Make-up: Making Foundation


Making a foundation is a several-step process that needs time and a bit of patience. It is however, great fun and quite rewarding when you are finished and can enjoy using your own 100%, perfectly-matched-to-your-skin-tone foundation.

I do foundation once a year, making sure I have enough to last a year. Any surplus from the previous batch is thrown out as soon as I am satisfied with the new.

Check The Forecast, Then Mix Your Pigments

I always choose a Spring day with good even light as the color mixture needs to be tested continuously in natural daylight. The first phase is mixing pigments to match skin tone. It usually takes me about an hour to achieve this. (This may sound like a terribly long time, but I'm sure if I did it more often, it wouldn't be nearly as time consuming). I use only cosmetics-grade pigments from reputable suppliers of cosmetics ingredients!


Mix Color With Base

Once the skin tone color is ready, it's merely a question of adding the color mixture to the base of choice. I do a cream, a lotion, and a mineral powder foundation every year. For mineral powder foundation, the color mixture is added to a base-powder mixture and thoroughly mixed together. This base mixture can be sheer, semi-opaque or opaque.
This year, I made a semi-opaque mineral foundation. (Adjusting from semi-opaque to opaque is a question of how much titanium dioxide is present in the base mixture and/or color mixture).

It's possible to buy pre-mixed powder bases. I've tried doing the whole base mixture from scratch as well as using the pre-mixed. They both work just fine. (admittedly, pre-mixed is easier)

The 2010 Harvest

Pictured above is my (half finished) 2010 batch of foundations. In the serum bottle, the color has been mixed with my own Bare Basic Sun Lotion to create a fluid foundation.

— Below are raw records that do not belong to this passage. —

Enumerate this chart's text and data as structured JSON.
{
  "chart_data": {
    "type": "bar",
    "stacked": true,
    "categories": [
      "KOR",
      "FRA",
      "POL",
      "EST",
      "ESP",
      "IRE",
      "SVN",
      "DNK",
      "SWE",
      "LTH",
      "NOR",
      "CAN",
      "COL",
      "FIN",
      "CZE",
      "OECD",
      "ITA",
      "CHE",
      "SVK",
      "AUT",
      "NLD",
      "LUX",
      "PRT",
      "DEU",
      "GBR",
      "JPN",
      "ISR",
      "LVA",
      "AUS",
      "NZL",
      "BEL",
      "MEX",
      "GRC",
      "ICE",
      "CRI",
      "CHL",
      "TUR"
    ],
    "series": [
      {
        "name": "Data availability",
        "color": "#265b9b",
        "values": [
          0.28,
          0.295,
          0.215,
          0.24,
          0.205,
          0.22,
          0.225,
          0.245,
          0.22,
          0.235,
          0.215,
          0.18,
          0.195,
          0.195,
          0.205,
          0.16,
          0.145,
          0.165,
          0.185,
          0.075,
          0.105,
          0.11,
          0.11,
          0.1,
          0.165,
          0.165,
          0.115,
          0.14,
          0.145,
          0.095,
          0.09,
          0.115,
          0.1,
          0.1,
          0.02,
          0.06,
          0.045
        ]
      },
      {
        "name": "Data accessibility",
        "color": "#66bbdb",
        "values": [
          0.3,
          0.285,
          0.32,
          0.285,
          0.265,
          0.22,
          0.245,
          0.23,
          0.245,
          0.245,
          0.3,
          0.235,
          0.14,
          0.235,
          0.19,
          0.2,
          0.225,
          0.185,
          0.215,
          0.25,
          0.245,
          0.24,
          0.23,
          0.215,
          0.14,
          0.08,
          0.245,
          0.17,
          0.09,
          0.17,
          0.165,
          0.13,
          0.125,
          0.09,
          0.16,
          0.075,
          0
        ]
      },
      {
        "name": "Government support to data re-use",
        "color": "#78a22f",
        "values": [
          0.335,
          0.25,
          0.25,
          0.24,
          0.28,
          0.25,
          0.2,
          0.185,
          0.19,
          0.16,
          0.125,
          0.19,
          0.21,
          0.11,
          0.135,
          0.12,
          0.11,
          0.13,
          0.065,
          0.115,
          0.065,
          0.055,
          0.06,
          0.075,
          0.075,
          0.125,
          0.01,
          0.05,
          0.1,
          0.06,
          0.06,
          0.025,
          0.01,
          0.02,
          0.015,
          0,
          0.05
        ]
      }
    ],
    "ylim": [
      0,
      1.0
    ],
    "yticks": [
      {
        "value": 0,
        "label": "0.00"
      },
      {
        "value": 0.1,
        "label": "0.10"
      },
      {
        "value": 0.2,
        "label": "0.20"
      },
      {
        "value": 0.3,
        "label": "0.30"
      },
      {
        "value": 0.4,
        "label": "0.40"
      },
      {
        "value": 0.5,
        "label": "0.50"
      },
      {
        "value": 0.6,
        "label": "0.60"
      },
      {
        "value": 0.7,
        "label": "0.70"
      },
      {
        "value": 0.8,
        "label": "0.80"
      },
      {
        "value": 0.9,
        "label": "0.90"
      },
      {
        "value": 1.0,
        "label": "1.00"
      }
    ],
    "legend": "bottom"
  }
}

In the little jar, the color has been mixed into a portion of my own Herbal Repair Eye Toning Solution to create a light cream foundation.

The powder container is a pure mineral foundation that spans from almost sheer (with a light application) to 75% coverage (with a generous application). So far, I've never done labels for my make-up containers.

Maybe I'll get around to it one of these years.

Comments

Karen said…
Where are the ingredients listed and the instructions for making the cream foundation. I can’t seem to find them.
LisaLise said…
Hello Karen. My deepest apologies for missing this comment. My suggestion is to use a light cream that YOUR skin likes for your foundation, so you can either make your own or use a light cream or lotion that you like as the base.